Alguns dos pontos negativos do texto aprovado, para a advogada, são os impactos que o setor de serviços pode sofrer e a composição do Conselho Deliberativo, que vai gerir a cobrança e a arrecadação do IBS.
“Certamente, o setor de serviços vai pagar mais impostos, eu, como advogada, o pessoal da tecnologia, por exemplo. O setor não tem cadeia anterior, como a indústria. Tudo vai depender da lei complementar que virá na sequência. Serviços representa 70% do PIB [Produto Interno Bruto] do país, se for afetado estamos criando uma reforma para nos atingir, para atingir o emprego.”
Daniela destaca que, além disso, é possível que a reforma nasça inconstitucional, já que o Conselho Deliberativo será formado por 27 estados e 27 representantes de municípios. “Quando temos mais de 5,5 mil no país.
Ou seja, o cidadão não está representado. Estão mexendo em uma cláusula pétrea a partir do momento que a participação dos municípios é menor. Isso será um grande ponto de discussão no Supremo.”
O texto aprovado na Câmara dos Deputados no último dia 7 estabeleceu também que produtos da chamada cesta básica serão isentos de impostos.
Na opinião da especialista, “me parece que isso faz justiça social”. Ela ressalta que em 2024 já teremos uma pequena alteração no sistema tributário, mas que as mudanças propostas na reforma só serão efetivamente adotadas até 2033. “Por dez anos, vamos conviver com dois sistemas tributários. As mudanças serão graduais, a perspectiva é que até 2028 o PIS/Confins e o IPI já estejam extintos. As alíquotas dos impostos que estão sendo criados começarão baixas para irem sendo calibradas, até a alíquota efetiva.”
Entenda o que muda com a reforma aprovada no Congresso
A especialista explica que a principal mudança será a extinção de cinco tributos. Três deles são federais: PIS (Programa de Integração Social), Cofins (Contribuição para o Financiamento da Seguridade Social) e o IPI (Imposto sobre Produtos Industrializados). Esses tributos serão substituídos pela CBS (Contribuição sobre Bens e Serviços), a ser arrecadada pela União.
Os outros dois impostos que serão extintos são locais: ICMS (Imposto sobre a Circulação de Mercadorias e Serviços), administrado pelos estados, e o ISS (Imposto sobre Serviços), arrecadado pelos municípios. Em troca, será criado o IBS (Imposto sobre Bens e Serviços).
Daniela comenta ainda que será criado o imposto seletivo, que vem sendo chamado de “imposto do pecado”, que vai recair sobre produção, comercialização ou importação de bens e serviços prejudiciais à saúde ou ao meio ambiente.
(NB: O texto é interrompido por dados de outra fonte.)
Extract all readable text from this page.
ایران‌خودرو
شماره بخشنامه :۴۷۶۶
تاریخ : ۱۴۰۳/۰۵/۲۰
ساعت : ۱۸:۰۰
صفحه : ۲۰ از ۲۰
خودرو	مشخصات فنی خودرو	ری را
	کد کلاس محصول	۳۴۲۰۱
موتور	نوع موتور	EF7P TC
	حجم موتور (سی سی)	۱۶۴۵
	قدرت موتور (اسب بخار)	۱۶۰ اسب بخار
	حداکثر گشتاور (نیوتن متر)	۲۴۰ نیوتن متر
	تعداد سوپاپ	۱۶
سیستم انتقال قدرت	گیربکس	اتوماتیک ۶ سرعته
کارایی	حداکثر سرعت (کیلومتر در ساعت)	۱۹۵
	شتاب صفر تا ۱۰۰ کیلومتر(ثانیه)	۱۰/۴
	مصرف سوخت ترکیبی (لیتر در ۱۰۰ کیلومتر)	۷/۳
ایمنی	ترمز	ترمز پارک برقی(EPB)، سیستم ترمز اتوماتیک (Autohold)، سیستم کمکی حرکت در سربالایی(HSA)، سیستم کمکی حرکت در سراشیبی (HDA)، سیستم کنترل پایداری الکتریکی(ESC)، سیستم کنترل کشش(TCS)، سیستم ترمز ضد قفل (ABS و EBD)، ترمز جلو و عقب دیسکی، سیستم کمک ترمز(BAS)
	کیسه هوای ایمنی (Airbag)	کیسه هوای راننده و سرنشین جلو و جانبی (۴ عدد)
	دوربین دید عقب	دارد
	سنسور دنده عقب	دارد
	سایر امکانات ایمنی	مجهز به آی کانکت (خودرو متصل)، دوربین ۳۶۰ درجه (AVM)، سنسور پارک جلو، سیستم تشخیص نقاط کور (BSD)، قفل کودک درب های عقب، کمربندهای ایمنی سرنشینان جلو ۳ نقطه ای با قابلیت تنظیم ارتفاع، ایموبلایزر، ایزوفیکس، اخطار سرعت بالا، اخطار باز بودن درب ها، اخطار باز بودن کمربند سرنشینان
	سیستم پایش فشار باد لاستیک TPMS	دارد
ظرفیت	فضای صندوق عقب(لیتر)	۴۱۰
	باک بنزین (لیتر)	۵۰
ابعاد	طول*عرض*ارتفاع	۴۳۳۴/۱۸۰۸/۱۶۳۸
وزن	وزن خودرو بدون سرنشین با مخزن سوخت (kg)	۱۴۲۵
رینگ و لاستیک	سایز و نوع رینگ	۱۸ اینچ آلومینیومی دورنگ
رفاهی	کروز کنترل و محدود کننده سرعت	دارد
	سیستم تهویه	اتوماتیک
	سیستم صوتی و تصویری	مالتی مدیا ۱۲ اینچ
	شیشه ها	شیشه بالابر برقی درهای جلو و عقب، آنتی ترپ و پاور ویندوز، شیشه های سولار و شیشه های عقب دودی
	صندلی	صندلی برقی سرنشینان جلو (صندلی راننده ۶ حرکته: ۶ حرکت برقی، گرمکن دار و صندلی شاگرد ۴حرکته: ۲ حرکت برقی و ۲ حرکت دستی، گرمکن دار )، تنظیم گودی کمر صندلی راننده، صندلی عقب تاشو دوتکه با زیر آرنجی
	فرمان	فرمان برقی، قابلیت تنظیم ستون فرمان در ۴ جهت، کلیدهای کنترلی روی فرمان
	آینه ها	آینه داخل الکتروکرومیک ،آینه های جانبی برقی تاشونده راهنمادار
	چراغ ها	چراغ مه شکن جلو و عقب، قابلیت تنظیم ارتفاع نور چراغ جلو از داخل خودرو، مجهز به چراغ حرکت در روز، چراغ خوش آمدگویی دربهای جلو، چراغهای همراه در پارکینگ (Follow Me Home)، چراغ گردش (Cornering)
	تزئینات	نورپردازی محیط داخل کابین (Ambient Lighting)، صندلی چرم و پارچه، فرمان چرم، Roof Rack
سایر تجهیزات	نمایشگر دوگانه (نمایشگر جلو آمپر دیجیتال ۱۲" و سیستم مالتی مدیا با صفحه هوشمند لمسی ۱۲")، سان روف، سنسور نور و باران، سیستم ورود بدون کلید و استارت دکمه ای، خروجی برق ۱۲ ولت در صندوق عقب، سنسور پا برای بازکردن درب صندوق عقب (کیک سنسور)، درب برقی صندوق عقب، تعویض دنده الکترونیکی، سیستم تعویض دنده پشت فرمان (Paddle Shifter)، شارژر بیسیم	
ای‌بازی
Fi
“Seria um imposto para desestimular comportamentos e me parece que esse não é o papel dos tributos, que são um mecanismo de arrecadação para que o Estado entregue aquilo que se comprometeu. Fazer isso é exigir do tributo o que ele não se dispõe, trazer uma carga para o direito tributário, e criam-se as distorções.”
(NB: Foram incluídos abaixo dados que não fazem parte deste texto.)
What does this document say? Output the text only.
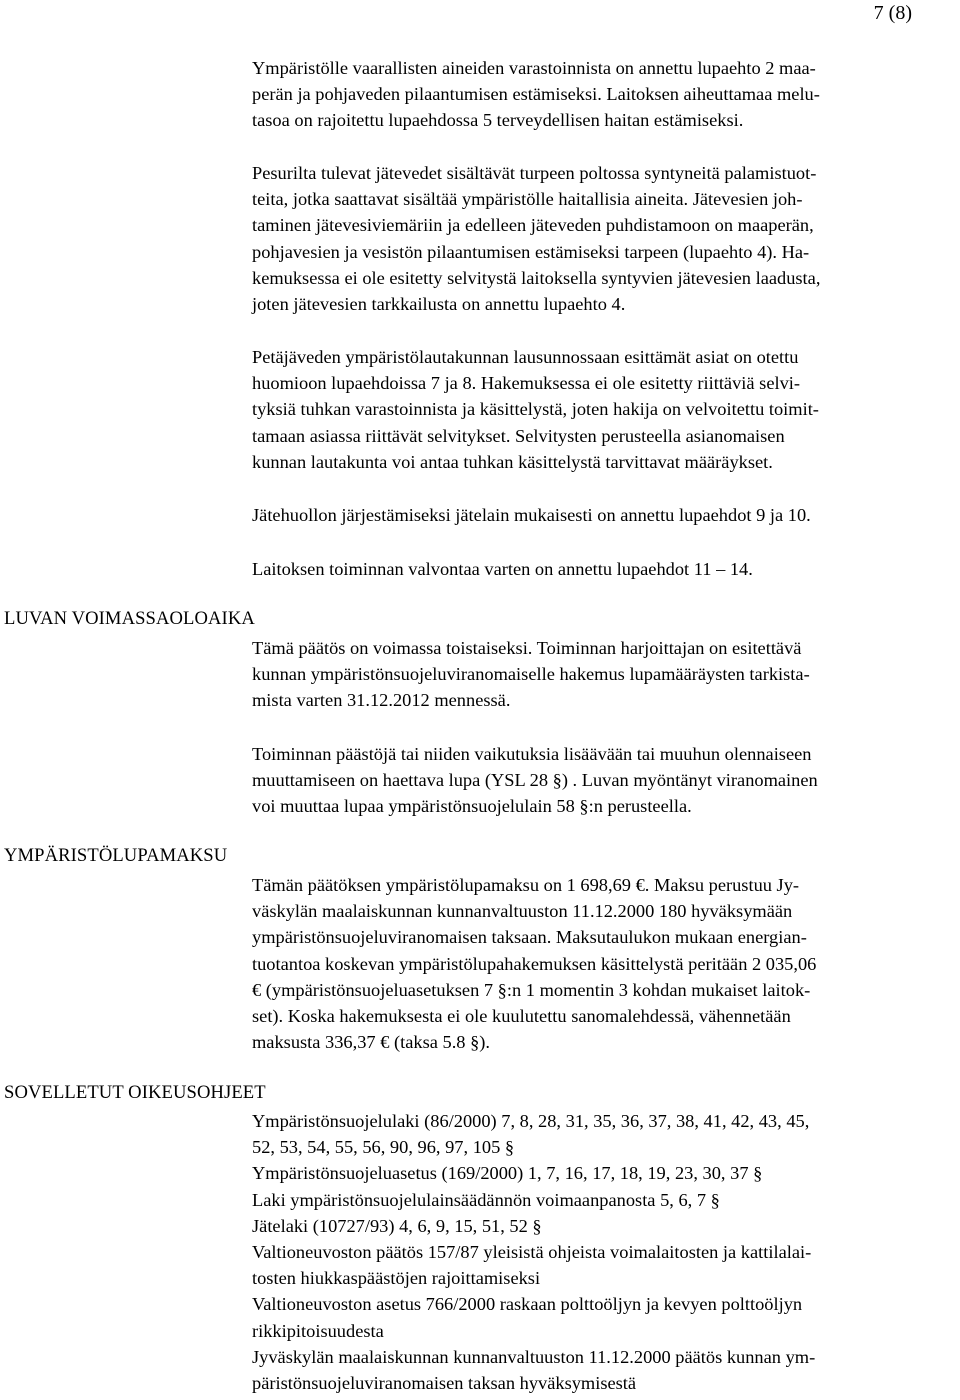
7 (8)

Ympäristölle vaarallisten aineiden varastoinnista on annettu lupaehto 2 maa-

perän ja pohjaveden pilaantumisen estämiseksi. Laitoksen aiheuttamaa melu-

tasoa on rajoitettu lupaehdossa 5 terveydellisen haitan estämiseksi.

Pesurilta tulevat jätevedet sisältävät turpeen poltossa syntyneitä palamistuot-

teita, jotka saattavat sisältää ympäristölle haitallisia aineita. Jätevesien joh-

taminen jätevesiviemäriin ja edelleen jäteveden puhdistamoon on maaperän,

pohjavesien ja vesistön pilaantumisen estämiseksi tarpeen (lupaehto 4). Ha-

kemuksessa ei ole esitetty selvitystä laitoksella syntyvien jätevesien laadusta,

joten jätevesien tarkkailusta on annettu lupaehto 4.

Petäjäveden ympäristölautakunnan lausunnossaan esittämät asiat on otettu

huomioon lupaehdoissa 7 ja 8. Hakemuksessa ei ole esitetty riittäviä selvi-

tyksiä tuhkan varastoinnista ja käsittelystä, joten hakija on velvoitettu toimit-

tamaan asiassa riittävät selvitykset. Selvitysten perusteella asianomaisen

kunnan lautakunta voi antaa tuhkan käsittelystä tarvittavat määräykset.

Jätehuollon järjestämiseksi jätelain mukaisesti on annettu lupaehdot 9 ja 10.

Laitoksen toiminnan valvontaa varten on annettu lupaehdot 11 – 14.

LUVAN VOIMASSAOLOAIKA

Tämä päätös on voimassa toistaiseksi. Toiminnan harjoittajan on esitettävä

kunnan ympäristönsuojeluviranomaiselle hakemus lupamääräysten tarkista-

mista varten 31.12.2012 mennessä.

Toiminnan päästöjä tai niiden vaikutuksia lisäävään tai muuhun olennaiseen

muuttamiseen on haettava lupa (YSL 28 §) . Luvan myöntänyt viranomainen

voi muuttaa lupaa ympäristönsuojelulain 58 §:n perusteella.

YMPÄRISTÖLUPAMAKSU

Tämän päätöksen ympäristölupamaksu on 1 698,69 €. Maksu perustuu Jy-

väskylän maalaiskunnan kunnanvaltuuston 11.12.2000 180 hyväksymään

ympäristönsuojeluviranomaisen taksaan. Maksutaulukon mukaan energian-

tuotantoa koskevan ympäristölupahakemuksen käsittelystä peritään 2 035,06

€ (ympäristönsuojeluasetuksen 7 §:n 1 momentin 3 kohdan mukaiset laitok-

set). Koska hakemuksesta ei ole kuulutettu sanomalehdessä, vähennetään

maksusta 336,37 € (taksa 5.8 §).

SOVELLETUT OIKEUSOHJEET
Ympäristönsuojelulaki (86/2000) 7, 8, 28, 31, 35, 36, 37, 38, 41, 42, 43, 45,
52, 53, 54, 55, 56, 90, 96, 97, 105 §
Ympäristönsuojeluasetus (169/2000) 1, 7, 16, 17, 18, 19, 23, 30, 37 §
Laki ympäristönsuojelulainsäädännön voimaanpanosta 5, 6, 7 §
Jätelaki (10727/93) 4, 6, 9, 15, 51, 52 §
Valtioneuvoston päätös 157/87 yleisistä ohjeista voimalaitosten ja kattilalai-
tosten hiukkaspäästöjen rajoittamiseksi
Valtioneuvoston asetus 766/2000 raskaan polttoöljyn ja kevyen polttoöljyn
rikkipitoisuudesta
Jyväskylän maalaiskunnan kunnanvaltuuston 11.12.2000 päätös kunnan ym-
päristönsuojeluviranomaisen taksan hyväksymisestä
O texto aprovado no Congresso abre margem para a criação de um sistema de cashback (devolução de parte do tributo pago), que será regulamentado por lei complementar.
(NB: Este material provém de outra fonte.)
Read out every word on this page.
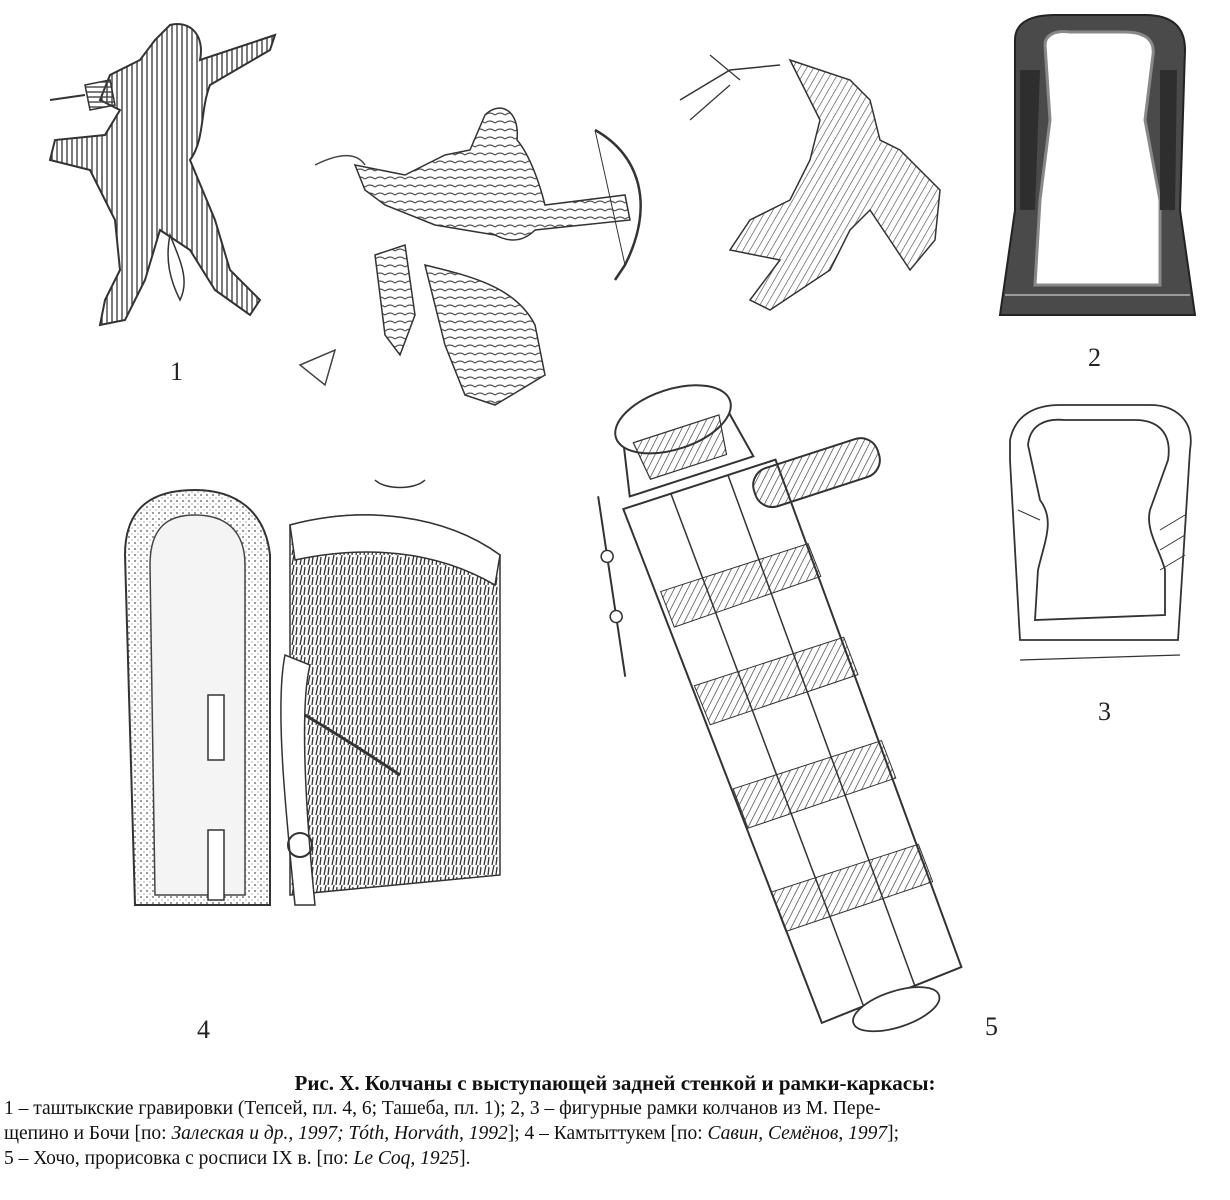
1	2
3
4	5
Рис. X. Колчаны с выступающей задней стенкой и рамки-каркасы:
1 – таштыкские гравировки (Тепсей, пл. 4, 6; Ташеба, пл. 1); 2, 3 – фигурные рамки колчанов из М. Пере-
щепино и Бочи [по: Залеская и др., 1997; Tóth, Horváth, 1992]; 4 – Камтыттукем [по: Савин, Семёнов, 1997];
5 – Хочо, прорисовка с росписи IX в. [по: Le Coq, 1925].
Também cria a possibilidade de as prefeituras atualizarem base de cálculo do IPTU (Imposto Predial e Territorial Urbano) por decreto e prevê mudanças na tributação sobre patrimônio, com cobrança de imposto sobre meios de transporte de luxo e heranças.
Na visão da advogada tributarista para que a carga tributária seja reduzida é necessário primeiro que ocorra uma reforma administrativa. “O que não aconteceu e duvido que nesse governo venha a acontecer. Não vejo nenhum interesse neste sentido.”